Quentin Tarantino films are easy to pick out of a lineup, because they are straight-up saturated in the writer/director's unique filmmaking style. He built an entire career atop punchy dialogue, stylized action, 1970s-inspired dance numbers — and, most importantly, making totally unique and genre-bending movies.

Over the last 30 years, the auteur has provided us with a handful of the most iconic movie moments in history and told some of the bloodiest, most stylistic, and compelling stories in modern cinema. Think about the phrase "Royale with cheese" from "Pulp Fiction," or the interrogation on the milk farm from "Inglourious Basterds." Pretty much every film he has directed has left an indelible impression on the moviemaking industry, earning him one of the most critically-acclaimed careers in the history of Hollywood.

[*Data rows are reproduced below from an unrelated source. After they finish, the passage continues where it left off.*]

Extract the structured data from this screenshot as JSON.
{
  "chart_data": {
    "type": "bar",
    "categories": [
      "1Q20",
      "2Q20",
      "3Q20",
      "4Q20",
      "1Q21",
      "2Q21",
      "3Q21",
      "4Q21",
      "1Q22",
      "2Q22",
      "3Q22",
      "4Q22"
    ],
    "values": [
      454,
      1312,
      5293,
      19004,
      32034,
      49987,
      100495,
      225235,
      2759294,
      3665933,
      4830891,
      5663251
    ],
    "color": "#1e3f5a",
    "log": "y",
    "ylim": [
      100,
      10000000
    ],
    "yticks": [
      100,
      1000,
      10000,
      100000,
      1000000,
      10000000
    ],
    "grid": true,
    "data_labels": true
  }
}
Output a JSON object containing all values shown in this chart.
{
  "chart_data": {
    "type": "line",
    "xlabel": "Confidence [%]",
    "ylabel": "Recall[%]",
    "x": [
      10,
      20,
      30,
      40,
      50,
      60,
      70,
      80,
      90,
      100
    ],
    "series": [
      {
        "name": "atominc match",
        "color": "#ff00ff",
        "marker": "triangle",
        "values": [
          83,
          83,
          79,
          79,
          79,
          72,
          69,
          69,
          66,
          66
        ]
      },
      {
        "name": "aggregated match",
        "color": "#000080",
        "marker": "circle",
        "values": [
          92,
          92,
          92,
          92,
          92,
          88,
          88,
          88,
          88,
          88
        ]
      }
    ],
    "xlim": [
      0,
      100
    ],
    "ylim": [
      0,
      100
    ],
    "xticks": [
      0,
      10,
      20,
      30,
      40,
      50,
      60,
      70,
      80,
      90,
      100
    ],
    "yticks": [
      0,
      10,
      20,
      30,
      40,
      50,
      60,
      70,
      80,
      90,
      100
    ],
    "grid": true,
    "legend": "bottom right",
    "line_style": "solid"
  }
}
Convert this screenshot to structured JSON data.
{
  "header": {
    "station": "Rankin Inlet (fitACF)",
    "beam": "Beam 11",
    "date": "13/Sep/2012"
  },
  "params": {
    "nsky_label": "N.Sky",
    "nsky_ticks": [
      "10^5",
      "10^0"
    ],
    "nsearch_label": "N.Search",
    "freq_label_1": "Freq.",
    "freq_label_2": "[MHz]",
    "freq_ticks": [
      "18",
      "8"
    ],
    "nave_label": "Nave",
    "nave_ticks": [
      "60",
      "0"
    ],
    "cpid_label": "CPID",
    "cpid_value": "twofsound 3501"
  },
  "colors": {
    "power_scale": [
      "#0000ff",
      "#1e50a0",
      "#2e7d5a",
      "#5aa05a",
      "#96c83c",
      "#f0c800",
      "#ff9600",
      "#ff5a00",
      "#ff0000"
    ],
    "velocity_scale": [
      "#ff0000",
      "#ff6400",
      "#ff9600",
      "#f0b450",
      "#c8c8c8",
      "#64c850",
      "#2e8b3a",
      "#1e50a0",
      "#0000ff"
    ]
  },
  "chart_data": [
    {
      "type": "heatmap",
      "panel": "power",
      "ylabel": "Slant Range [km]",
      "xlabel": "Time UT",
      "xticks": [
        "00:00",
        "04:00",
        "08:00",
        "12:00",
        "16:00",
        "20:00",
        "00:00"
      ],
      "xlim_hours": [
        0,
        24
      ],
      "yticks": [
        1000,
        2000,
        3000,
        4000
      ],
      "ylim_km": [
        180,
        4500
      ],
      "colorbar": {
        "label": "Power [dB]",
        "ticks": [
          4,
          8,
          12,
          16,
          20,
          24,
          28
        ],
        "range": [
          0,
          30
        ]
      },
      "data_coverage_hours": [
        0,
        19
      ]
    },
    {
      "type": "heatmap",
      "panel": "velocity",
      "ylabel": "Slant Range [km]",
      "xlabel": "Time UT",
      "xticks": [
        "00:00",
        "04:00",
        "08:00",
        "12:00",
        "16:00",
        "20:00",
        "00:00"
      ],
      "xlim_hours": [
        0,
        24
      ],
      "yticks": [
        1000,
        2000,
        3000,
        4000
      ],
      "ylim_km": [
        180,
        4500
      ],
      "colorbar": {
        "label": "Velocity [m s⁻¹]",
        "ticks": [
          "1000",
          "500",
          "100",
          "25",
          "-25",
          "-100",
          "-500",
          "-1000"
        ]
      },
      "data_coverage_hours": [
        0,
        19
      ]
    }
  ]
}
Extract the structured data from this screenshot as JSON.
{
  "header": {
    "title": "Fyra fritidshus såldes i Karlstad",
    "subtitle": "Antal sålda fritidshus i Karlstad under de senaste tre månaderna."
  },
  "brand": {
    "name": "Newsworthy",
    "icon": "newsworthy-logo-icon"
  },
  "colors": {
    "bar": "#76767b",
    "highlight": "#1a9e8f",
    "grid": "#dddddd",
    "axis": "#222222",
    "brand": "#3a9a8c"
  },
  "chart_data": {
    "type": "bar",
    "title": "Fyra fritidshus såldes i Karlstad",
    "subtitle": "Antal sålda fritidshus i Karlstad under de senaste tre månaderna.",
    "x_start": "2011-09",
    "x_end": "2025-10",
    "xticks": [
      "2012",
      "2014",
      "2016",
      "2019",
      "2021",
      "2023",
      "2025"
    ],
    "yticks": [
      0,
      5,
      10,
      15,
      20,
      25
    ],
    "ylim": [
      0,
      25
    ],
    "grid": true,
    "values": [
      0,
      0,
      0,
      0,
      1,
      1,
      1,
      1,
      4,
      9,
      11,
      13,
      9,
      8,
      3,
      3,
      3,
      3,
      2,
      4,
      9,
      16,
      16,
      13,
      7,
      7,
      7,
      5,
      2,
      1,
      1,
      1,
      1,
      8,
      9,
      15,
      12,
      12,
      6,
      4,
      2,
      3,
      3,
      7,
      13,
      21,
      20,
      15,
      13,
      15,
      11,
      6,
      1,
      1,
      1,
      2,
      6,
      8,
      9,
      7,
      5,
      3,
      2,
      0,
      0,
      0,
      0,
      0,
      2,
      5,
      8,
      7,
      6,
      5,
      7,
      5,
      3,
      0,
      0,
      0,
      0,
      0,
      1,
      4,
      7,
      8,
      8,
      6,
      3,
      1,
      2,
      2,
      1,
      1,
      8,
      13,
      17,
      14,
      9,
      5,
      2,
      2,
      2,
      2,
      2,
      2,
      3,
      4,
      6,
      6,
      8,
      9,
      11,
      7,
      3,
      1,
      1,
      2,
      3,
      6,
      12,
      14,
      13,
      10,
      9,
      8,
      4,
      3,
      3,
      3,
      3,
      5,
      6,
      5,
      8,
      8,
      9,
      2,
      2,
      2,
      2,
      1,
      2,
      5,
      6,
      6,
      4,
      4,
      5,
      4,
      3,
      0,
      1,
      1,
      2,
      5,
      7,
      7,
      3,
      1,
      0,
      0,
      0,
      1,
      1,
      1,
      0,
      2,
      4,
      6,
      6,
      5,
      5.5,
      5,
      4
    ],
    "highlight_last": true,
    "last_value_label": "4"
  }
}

But not all of Tarantino's films are home runs. There's one particular installment that rests comfortably at the bottom of his filmography.

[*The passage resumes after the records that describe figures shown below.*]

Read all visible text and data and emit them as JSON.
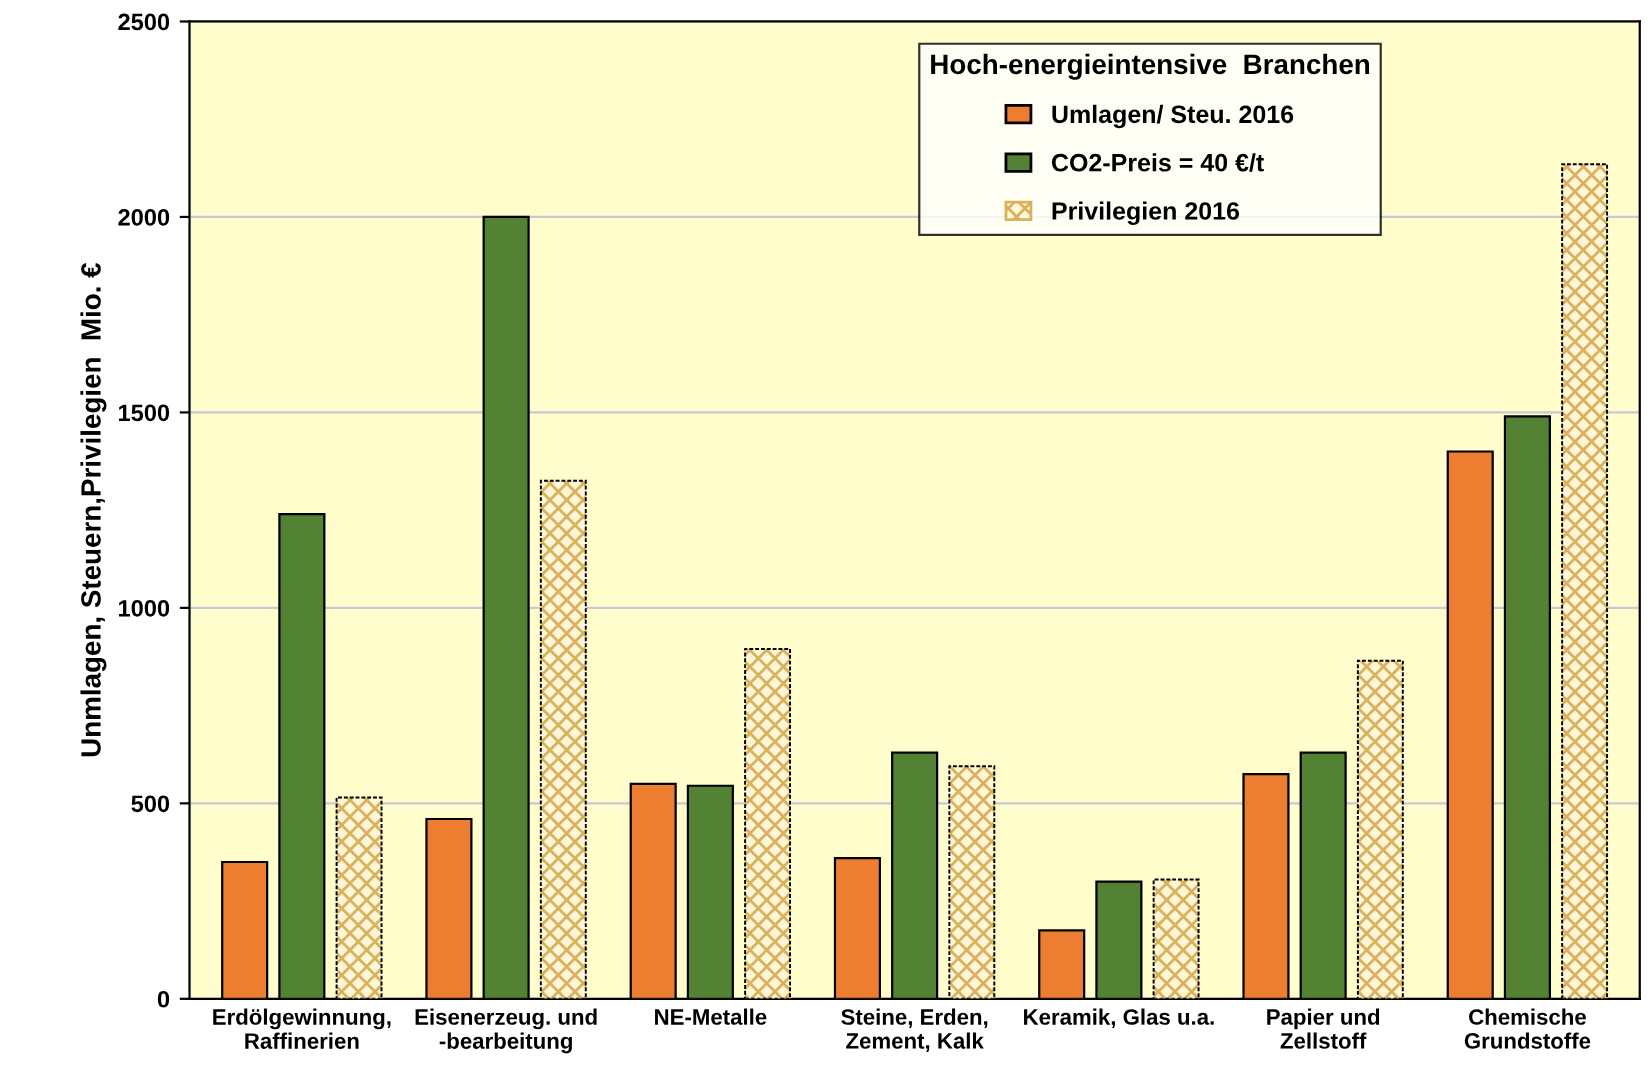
{
  "chart_data": {
    "type": "bar",
    "ylabel": "Unmlagen, Steuern,Privilegien  Mio. €",
    "legend_title": "Hoch-energieintensive  Branchen",
    "categories": [
      "Erdölgewinnung,\nRaffinerien",
      "Eisenerzeug. und\n-bearbeitung",
      "NE-Metalle",
      "Steine, Erden,\nZement, Kalk",
      "Keramik, Glas u.a.",
      "Papier und\nZellstoff",
      "Chemische\nGrundstoffe"
    ],
    "series": [
      {
        "name": "Umlagen/ Steu. 2016",
        "color": "#ed7d31",
        "values": [
          350,
          460,
          550,
          360,
          175,
          575,
          1400
        ]
      },
      {
        "name": "CO2-Preis = 40 €/t",
        "color": "#548235",
        "values": [
          1240,
          2000,
          545,
          630,
          300,
          630,
          1490
        ]
      },
      {
        "name": "Privilegien 2016",
        "color": "#d9b25c",
        "values": [
          515,
          1325,
          895,
          595,
          305,
          865,
          2135
        ]
      }
    ],
    "ylim": [
      0,
      2500
    ],
    "yticks": [
      0,
      500,
      1000,
      1500,
      2000,
      2500
    ],
    "grid": "y",
    "legend": "top right"
  }
}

Death Proof is Tarantino's worst film (by several measures)

2007's "Death Proof" is the story of Stuntman Mike McKay (played by Kurt Russell), a psychotic stunt driver who murders people with his car. It's gory, it's sexy, and it is unashamedly 100-percent Tarantino.

But according to Box Office Mojo, the film's initial run grossed just $31 million worldwide – less than every Tarantino movie ever (except for "Reservoir Dogs," which, to be fair, didn't get an international release during its 1992 theatrical run). It was even outpaced by "Jackie Brown," which earned only $40 million back in 1997.

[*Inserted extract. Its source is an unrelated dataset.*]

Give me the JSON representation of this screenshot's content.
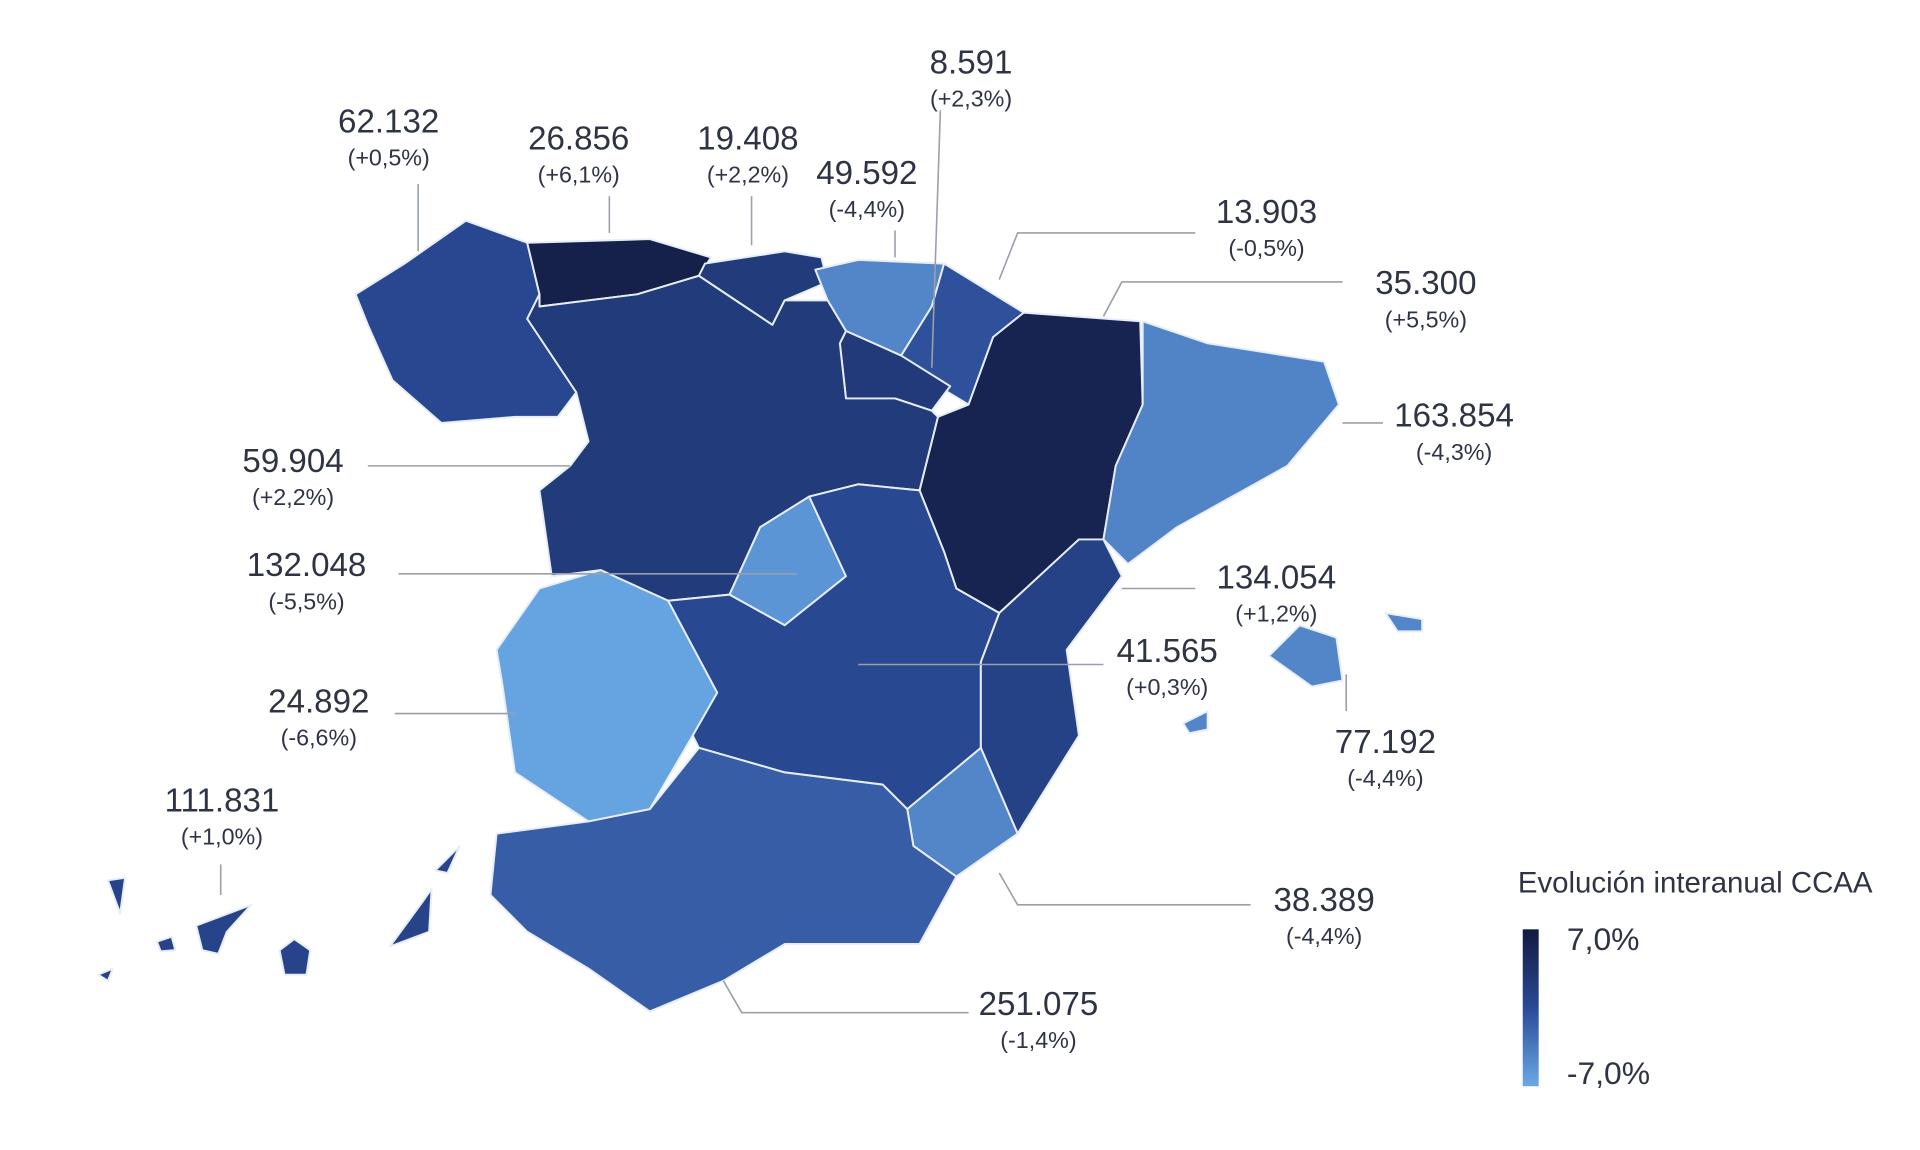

Unlike "Reservoir Dogs" and "Jackie Brown" — which both achieved cult fandom outside of theaters, despite their modest earnings — "Death Proof" is one of the lowest-earning Tarantino films and the lowest-rated. According to IMDb, which aggregates public opinions about movies (and then expresses those opinions on a scale of 1 to 10), "Death Proof" currently stands at an even 7.0.

On a scale of 10, a seven might sound downright respectable, but it's a full half-point lower than the 7.5 awarded to "Jackie Brown," and almost two points behind the 8.9 awarded to "Pulp Fiction."

Look, "Death Proof" isn't a bad film, but the company it keeps and the Tarantino name on the front of the poster — certainly aren't doing it any favors. But don't take our word for it. Tarantino, himself, has called "Death Proof" his worst film, so who are we to disagree?